Joghurt drängt in den verschiedensten Variationen auf den Markt. Der Verkauf boomt. Fast 14 Kilogramm Joghurt löffelt der deutsche Durchschnittsbürger jährlich. Auch im Naturkostladen steht der Verbraucher vor der Qual der Wahl, denn die Auswahl an Bio-Joghurt ist groß.
Vor Jahrhunderten transportierten die Nomaden auf ihren Reisen in den warmen Regionen des Vorderen Orient die Milch in Ziegenledertaschen und verzehrten am Abend des langen Marsches das säuerliche Milchprodukt.

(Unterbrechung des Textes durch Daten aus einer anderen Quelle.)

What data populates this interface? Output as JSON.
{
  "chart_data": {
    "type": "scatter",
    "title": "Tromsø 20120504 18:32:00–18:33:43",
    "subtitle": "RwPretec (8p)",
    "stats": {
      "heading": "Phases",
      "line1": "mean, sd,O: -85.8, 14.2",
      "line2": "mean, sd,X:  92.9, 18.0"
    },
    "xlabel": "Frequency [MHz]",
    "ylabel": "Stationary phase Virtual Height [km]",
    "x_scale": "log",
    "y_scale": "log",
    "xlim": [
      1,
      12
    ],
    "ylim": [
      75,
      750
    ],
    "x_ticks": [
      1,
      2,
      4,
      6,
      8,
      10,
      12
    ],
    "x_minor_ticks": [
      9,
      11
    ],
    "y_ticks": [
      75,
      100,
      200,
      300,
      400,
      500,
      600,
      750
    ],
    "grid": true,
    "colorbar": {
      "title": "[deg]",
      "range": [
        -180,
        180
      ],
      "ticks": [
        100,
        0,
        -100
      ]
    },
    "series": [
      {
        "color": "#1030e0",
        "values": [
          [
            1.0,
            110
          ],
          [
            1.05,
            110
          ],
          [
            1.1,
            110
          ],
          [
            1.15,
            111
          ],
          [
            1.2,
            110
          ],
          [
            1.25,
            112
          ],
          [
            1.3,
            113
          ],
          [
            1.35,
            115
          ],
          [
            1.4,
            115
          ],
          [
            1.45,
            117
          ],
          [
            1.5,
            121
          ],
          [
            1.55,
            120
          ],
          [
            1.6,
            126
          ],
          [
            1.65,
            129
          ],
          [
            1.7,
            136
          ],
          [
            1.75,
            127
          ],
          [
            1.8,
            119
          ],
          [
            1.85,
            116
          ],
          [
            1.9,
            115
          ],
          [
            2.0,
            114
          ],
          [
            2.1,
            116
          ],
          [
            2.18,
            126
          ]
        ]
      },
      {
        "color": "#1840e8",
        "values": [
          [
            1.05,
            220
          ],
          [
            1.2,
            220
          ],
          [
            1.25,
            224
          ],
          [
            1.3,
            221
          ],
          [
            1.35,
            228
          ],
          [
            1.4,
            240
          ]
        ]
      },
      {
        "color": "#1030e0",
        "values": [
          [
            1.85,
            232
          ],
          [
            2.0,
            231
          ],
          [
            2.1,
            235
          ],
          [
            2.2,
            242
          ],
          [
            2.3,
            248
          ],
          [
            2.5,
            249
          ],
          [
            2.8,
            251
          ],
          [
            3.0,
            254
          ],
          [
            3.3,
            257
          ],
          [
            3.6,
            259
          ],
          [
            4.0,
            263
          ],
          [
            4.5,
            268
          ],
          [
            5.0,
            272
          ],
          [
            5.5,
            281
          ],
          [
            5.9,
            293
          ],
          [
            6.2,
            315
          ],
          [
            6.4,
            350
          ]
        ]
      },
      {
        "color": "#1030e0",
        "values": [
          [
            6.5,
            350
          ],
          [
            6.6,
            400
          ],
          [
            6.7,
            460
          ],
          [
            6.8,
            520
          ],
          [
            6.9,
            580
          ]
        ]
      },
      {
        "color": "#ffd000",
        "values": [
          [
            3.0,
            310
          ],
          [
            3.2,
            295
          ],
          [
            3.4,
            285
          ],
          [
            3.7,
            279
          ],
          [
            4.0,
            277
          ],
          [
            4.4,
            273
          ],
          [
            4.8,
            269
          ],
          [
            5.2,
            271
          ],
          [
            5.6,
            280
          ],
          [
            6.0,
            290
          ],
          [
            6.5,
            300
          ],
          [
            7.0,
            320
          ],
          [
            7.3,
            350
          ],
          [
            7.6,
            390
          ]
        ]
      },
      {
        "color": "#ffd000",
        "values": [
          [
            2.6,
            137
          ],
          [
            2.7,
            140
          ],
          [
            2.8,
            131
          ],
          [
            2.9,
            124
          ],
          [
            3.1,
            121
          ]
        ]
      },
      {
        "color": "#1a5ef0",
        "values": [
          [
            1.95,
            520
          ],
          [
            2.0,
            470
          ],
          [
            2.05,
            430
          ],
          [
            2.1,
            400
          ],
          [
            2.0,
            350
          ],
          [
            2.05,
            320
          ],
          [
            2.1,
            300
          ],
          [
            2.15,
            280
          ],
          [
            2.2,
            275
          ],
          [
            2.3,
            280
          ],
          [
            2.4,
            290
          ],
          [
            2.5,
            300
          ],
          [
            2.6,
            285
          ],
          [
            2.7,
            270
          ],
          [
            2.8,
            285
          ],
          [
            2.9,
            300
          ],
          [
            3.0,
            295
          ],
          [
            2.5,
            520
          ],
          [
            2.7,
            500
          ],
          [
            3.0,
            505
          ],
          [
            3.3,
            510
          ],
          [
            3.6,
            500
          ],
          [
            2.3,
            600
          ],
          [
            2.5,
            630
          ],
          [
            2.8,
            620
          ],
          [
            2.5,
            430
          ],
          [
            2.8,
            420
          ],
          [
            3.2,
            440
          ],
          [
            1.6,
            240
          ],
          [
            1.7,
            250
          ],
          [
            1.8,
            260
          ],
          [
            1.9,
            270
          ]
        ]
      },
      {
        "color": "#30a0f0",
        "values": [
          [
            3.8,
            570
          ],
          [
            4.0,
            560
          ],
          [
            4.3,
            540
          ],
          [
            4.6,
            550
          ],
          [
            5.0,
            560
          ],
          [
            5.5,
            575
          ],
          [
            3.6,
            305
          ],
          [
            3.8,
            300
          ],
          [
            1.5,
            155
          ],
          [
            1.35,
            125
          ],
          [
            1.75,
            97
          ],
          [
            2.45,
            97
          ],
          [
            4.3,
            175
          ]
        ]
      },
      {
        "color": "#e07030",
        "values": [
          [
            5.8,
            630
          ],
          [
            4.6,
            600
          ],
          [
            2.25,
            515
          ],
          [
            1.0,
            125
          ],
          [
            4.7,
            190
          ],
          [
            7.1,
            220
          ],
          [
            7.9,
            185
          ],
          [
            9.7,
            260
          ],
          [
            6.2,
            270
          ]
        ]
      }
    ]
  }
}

Um die Jahrhundertwende stieß der Forscher Ilja Metschnikoff auf die stoffwechselaktiven Milchsäurebakterien im Joghurt und konstatierte ihnen bald darauf einen hohen gesundheitlichen Wert.
Fermentation: aus Milch
wird Joghurt
Der grundlegende Herstellungsprozeß von Joghurt, die Fermentation,
ist ein einfacher biochemischer Vorgang: Milch wird mit spezifischen Milchsäurebakterien
versetzt und für mehrere Stunden bei einer Temperatur von etwa 40 bis
45 Grad Celsius bebrütet. Bei diesen Temperaturen vermehren sich die
Bakterien optimal und verstoffwechseln den Milchzucker (Lactose) zu Milchsäure
(Lactat). Die Milchsäure reichert sich im Milchprodukt an, bewirkt
eine pH-Wert-Senkung. In diesem sauren Milieu wird das Milcheiweiß
biochemisch "ausgefällt", der Joghurt bekommt seine feste
oder - wenn nach der Fermentation gerührt wird - cremige Konsistenz
und erhält sein feinsäuerliches Aroma. Anschließend wird
der Joghurt entweder direkt abgefüllt und als Naturjoghurt verkauft
oder er wird mit Fruchtzubereitungen versetzt und gelangt als "Fruchtjoghurt"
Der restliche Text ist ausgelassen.